Re: [PATCH v2] media: imx7-media-csi: Add support for fast-tracking queued buffers

From: Laurent Pinchart
Date: Wed Sep 07 2022 - 14:19:21 EST


Hi Paul,

Thank you for the patch.

On Wed, Sep 07, 2022 at 08:47:37PM +0900, Paul Elder wrote:
> The CSI hardware compatible with this driver handles buffers using a
> ping-pong mechanism with two sets of destination addresses. Normally,
> when an interrupt comes in to signal the completion of one buffer, say
> FB0, it assigns the next buffer in the queue to the next FB0, and the
> hardware starts to capture into FB1 in the meantime.
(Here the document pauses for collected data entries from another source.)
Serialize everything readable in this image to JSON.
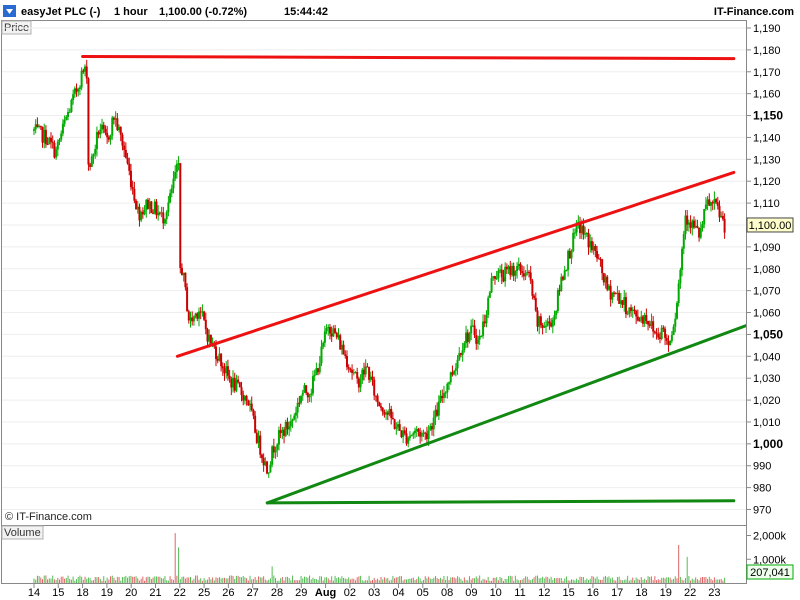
{
  "header": {
    "title": "easyJet PLC (-)",
    "timeframe": "1 hour",
    "last_price": "1,100.00 (-0.72%)",
    "time": "15:44:42",
    "brand": "IT-Finance.com"
  },
  "price_panel": {
    "label": "Price",
    "watermark": "© IT-Finance.com"
  },
  "volume_panel": {
    "label": "Volume",
    "current_value": "207,041"
  },
  "colors": {
    "up_candle": "#00aa00",
    "down_candle": "#cc0000",
    "resistance_line": "#ee1111",
    "support_line": "#118811",
    "panel_border": "#888888",
    "grid": "#eeeeee"
  },
  "chart_data": {
    "type": "candlestick",
    "instrument": "easyJet PLC (-)",
    "interval": "1 hour",
    "y_axis": {
      "min": 970,
      "max": 1190,
      "ticks": [
        970,
        980,
        990,
        1000,
        1010,
        1020,
        1030,
        1040,
        1050,
        1060,
        1070,
        1080,
        1090,
        1100,
        1110,
        1120,
        1130,
        1140,
        1150,
        1160,
        1170,
        1180,
        1190
      ],
      "tick_labels": [
        "970",
        "980",
        "990",
        "1,000",
        "1,010",
        "1,020",
        "1,030",
        "1,040",
        "1,050",
        "1,060",
        "1,070",
        "1,080",
        "1,090",
        "1,100",
        "1,110",
        "1,120",
        "1,130",
        "1,140",
        "1,150",
        "1,160",
        "1,170",
        "1,180",
        "1,190"
      ],
      "major_ticks": [
        1000,
        1050,
        1150
      ],
      "current_value": 1100,
      "current_value_label": "1,100.00"
    },
    "x_axis": {
      "ticks": [
        {
          "label": "14",
          "major": false
        },
        {
          "label": "15",
          "major": false
        },
        {
          "label": "18",
          "major": false
        },
        {
          "label": "19",
          "major": false
        },
        {
          "label": "20",
          "major": false
        },
        {
          "label": "21",
          "major": false
        },
        {
          "label": "22",
          "major": false
        },
        {
          "label": "25",
          "major": false
        },
        {
          "label": "26",
          "major": false
        },
        {
          "label": "27",
          "major": false
        },
        {
          "label": "28",
          "major": false
        },
        {
          "label": "29",
          "major": false
        },
        {
          "label": "Aug",
          "major": true
        },
        {
          "label": "02",
          "major": false
        },
        {
          "label": "03",
          "major": false
        },
        {
          "label": "04",
          "major": false
        },
        {
          "label": "05",
          "major": false
        },
        {
          "label": "08",
          "major": false
        },
        {
          "label": "09",
          "major": false
        },
        {
          "label": "10",
          "major": false
        },
        {
          "label": "11",
          "major": false
        },
        {
          "label": "12",
          "major": false
        },
        {
          "label": "15",
          "major": false
        },
        {
          "label": "16",
          "major": false
        },
        {
          "label": "17",
          "major": false
        },
        {
          "label": "18",
          "major": false
        },
        {
          "label": "19",
          "major": false
        },
        {
          "label": "22",
          "major": false
        },
        {
          "label": "23",
          "major": false
        }
      ]
    },
    "price_path": [
      {
        "x": 0.0,
        "y": 1143
      },
      {
        "x": 0.5,
        "y": 1140
      },
      {
        "x": 0.9,
        "y": 1133
      },
      {
        "x": 1.3,
        "y": 1148
      },
      {
        "x": 1.7,
        "y": 1160
      },
      {
        "x": 2.0,
        "y": 1170
      },
      {
        "x": 2.35,
        "y": 1128
      },
      {
        "x": 2.7,
        "y": 1145
      },
      {
        "x": 3.0,
        "y": 1138
      },
      {
        "x": 3.3,
        "y": 1150
      },
      {
        "x": 3.7,
        "y": 1135
      },
      {
        "x": 4.0,
        "y": 1120
      },
      {
        "x": 4.3,
        "y": 1105
      },
      {
        "x": 4.7,
        "y": 1110
      },
      {
        "x": 5.0,
        "y": 1107
      },
      {
        "x": 5.3,
        "y": 1103
      },
      {
        "x": 5.6,
        "y": 1112
      },
      {
        "x": 5.85,
        "y": 1125
      },
      {
        "x": 6.1,
        "y": 1080
      },
      {
        "x": 6.4,
        "y": 1055
      },
      {
        "x": 6.8,
        "y": 1062
      },
      {
        "x": 7.2,
        "y": 1048
      },
      {
        "x": 7.6,
        "y": 1040
      },
      {
        "x": 8.0,
        "y": 1030
      },
      {
        "x": 8.4,
        "y": 1025
      },
      {
        "x": 8.8,
        "y": 1020
      },
      {
        "x": 9.2,
        "y": 1002
      },
      {
        "x": 9.6,
        "y": 988
      },
      {
        "x": 9.9,
        "y": 1000
      },
      {
        "x": 10.2,
        "y": 1005
      },
      {
        "x": 10.6,
        "y": 1010
      },
      {
        "x": 11.0,
        "y": 1023
      },
      {
        "x": 11.4,
        "y": 1025
      },
      {
        "x": 11.8,
        "y": 1040
      },
      {
        "x": 12.1,
        "y": 1055
      },
      {
        "x": 12.5,
        "y": 1048
      },
      {
        "x": 12.9,
        "y": 1038
      },
      {
        "x": 13.3,
        "y": 1028
      },
      {
        "x": 13.7,
        "y": 1035
      },
      {
        "x": 14.1,
        "y": 1020
      },
      {
        "x": 14.5,
        "y": 1015
      },
      {
        "x": 14.9,
        "y": 1008
      },
      {
        "x": 15.3,
        "y": 1003
      },
      {
        "x": 15.7,
        "y": 1006
      },
      {
        "x": 16.1,
        "y": 1004
      },
      {
        "x": 16.5,
        "y": 1012
      },
      {
        "x": 16.9,
        "y": 1025
      },
      {
        "x": 17.3,
        "y": 1035
      },
      {
        "x": 17.7,
        "y": 1048
      },
      {
        "x": 18.1,
        "y": 1052
      },
      {
        "x": 18.3,
        "y": 1046
      },
      {
        "x": 18.6,
        "y": 1060
      },
      {
        "x": 18.9,
        "y": 1078
      },
      {
        "x": 19.3,
        "y": 1077
      },
      {
        "x": 19.7,
        "y": 1080
      },
      {
        "x": 20.1,
        "y": 1079
      },
      {
        "x": 20.4,
        "y": 1076
      },
      {
        "x": 20.7,
        "y": 1055
      },
      {
        "x": 21.1,
        "y": 1054
      },
      {
        "x": 21.4,
        "y": 1058
      },
      {
        "x": 21.7,
        "y": 1075
      },
      {
        "x": 22.1,
        "y": 1090
      },
      {
        "x": 22.4,
        "y": 1100
      },
      {
        "x": 22.8,
        "y": 1093
      },
      {
        "x": 23.2,
        "y": 1085
      },
      {
        "x": 23.6,
        "y": 1070
      },
      {
        "x": 24.0,
        "y": 1068
      },
      {
        "x": 24.4,
        "y": 1062
      },
      {
        "x": 24.8,
        "y": 1058
      },
      {
        "x": 25.2,
        "y": 1058
      },
      {
        "x": 25.6,
        "y": 1050
      },
      {
        "x": 25.9,
        "y": 1052
      },
      {
        "x": 26.1,
        "y": 1045
      },
      {
        "x": 26.4,
        "y": 1060
      },
      {
        "x": 26.6,
        "y": 1080
      },
      {
        "x": 26.8,
        "y": 1105
      },
      {
        "x": 27.1,
        "y": 1100
      },
      {
        "x": 27.4,
        "y": 1095
      },
      {
        "x": 27.7,
        "y": 1110
      },
      {
        "x": 28.1,
        "y": 1108
      },
      {
        "x": 28.4,
        "y": 1100
      }
    ],
    "trendlines": [
      {
        "name": "resistance-horizontal",
        "color": "red",
        "points": [
          {
            "x": 2.0,
            "y": 1177
          },
          {
            "x": 28.8,
            "y": 1176
          }
        ]
      },
      {
        "name": "channel-top",
        "color": "red",
        "points": [
          {
            "x": 5.9,
            "y": 1040
          },
          {
            "x": 28.8,
            "y": 1124
          }
        ]
      },
      {
        "name": "channel-bottom",
        "color": "green",
        "points": [
          {
            "x": 9.6,
            "y": 973
          },
          {
            "x": 29.3,
            "y": 1054
          }
        ]
      },
      {
        "name": "support-horizontal",
        "color": "green",
        "points": [
          {
            "x": 9.6,
            "y": 973
          },
          {
            "x": 28.8,
            "y": 974
          }
        ]
      }
    ],
    "volume": {
      "label": "Volume",
      "y_ticks": [
        "1,000k",
        "2,000k"
      ],
      "current_value": "207,041",
      "spikes": [
        {
          "x": 5.8,
          "v": 2100
        },
        {
          "x": 5.95,
          "v": 1500
        },
        {
          "x": 9.8,
          "v": 700
        },
        {
          "x": 26.5,
          "v": 1600
        },
        {
          "x": 26.9,
          "v": 1100
        }
      ]
    }
  }
}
Could you replace FB0 and FB1 with FB1 and FB2 respectively, to match
the naming of the registers ?

> In a buffer underrun situation, in the above example without loss of
> generality, if a new buffer is queued before the interrupt for FB0 comes
> in, we can program the buffer into FB1 (which is programmed with a dummy
> buffer, as there is a buffer underrun).
>
> This of course races with the interrupt that signals FB0 completion, as
> once that interrupt comes in, we are no longer guaranteed that the
> programming of FB1 was in time and must assume it was too late. This
> race is resolved partly by locking the programming of FB1. If it came
> after the interrupt for FB0, then the variable that is used to determine
> which FB to program would have been swapped by the interrupt handler.
>
> This alone isn't sufficient, however, because the interrupt could still
> be generated (thus the hardware starts capturing into the other fb)
> while the fast-tracking routine has the irq lock. Thus, after
> programming the fb register to fast-track the buffer, the isr also must
> be checked to confirm that an interrupt didn't come in the meantime. If
> it has, we must assume that programming the register for the
> fast-tracked buffer was not in time, and queue the buffer normally.
>
> Signed-off-by: Paul Elder <paul.elder@xxxxxxxxxxxxxxxx>
> Acked-by: Rui Miguel Silva <rmfrfs@xxxxxxxxx>
>
> ---
> Changes in v2:
> - fix the potential race condition where the interrupt comes in while
> the fast tracking routine has the irqlock
> - change return value from int to bool
> ---
> drivers/staging/media/imx/imx7-media-csi.c | 63 ++++++++++++++++++++++
> 1 file changed, 63 insertions(+)
>
> diff --git a/drivers/staging/media/imx/imx7-media-csi.c b/drivers/staging/media/imx/imx7-media-csi.c
> index a0553c24cce4..0ebef44a7627 100644
> --- a/drivers/staging/media/imx/imx7-media-csi.c
> +++ b/drivers/staging/media/imx/imx7-media-csi.c
> @@ -1296,12 +1296,75 @@ static int imx7_csi_video_buf_prepare(struct vb2_buffer *vb)
> return 0;
> }
>
> +static bool imx7_csi_fast_track_buffer(struct imx7_csi *csi,
> + struct imx7_csi_vb2_buffer *buf)
> +{
> + unsigned long flags;
> + dma_addr_t phys;
> + int buf_num;
> + u32 isr;
> +
> + if (!csi->is_streaming)
> + return false;
> +
> + phys = vb2_dma_contig_plane_dma_addr(&buf->vbuf.vb2_buf, 0);
> +
> + /*
> + * buf_num holds the fb id of the most recently (*not* the next
> + * anticipated) triggered interrupt. Without loss of generality, if
> + * buf_num is 0 and we get to this section before the irq for fb2, the

s/fb2/FB2/ to match hardware registers and the commit message ?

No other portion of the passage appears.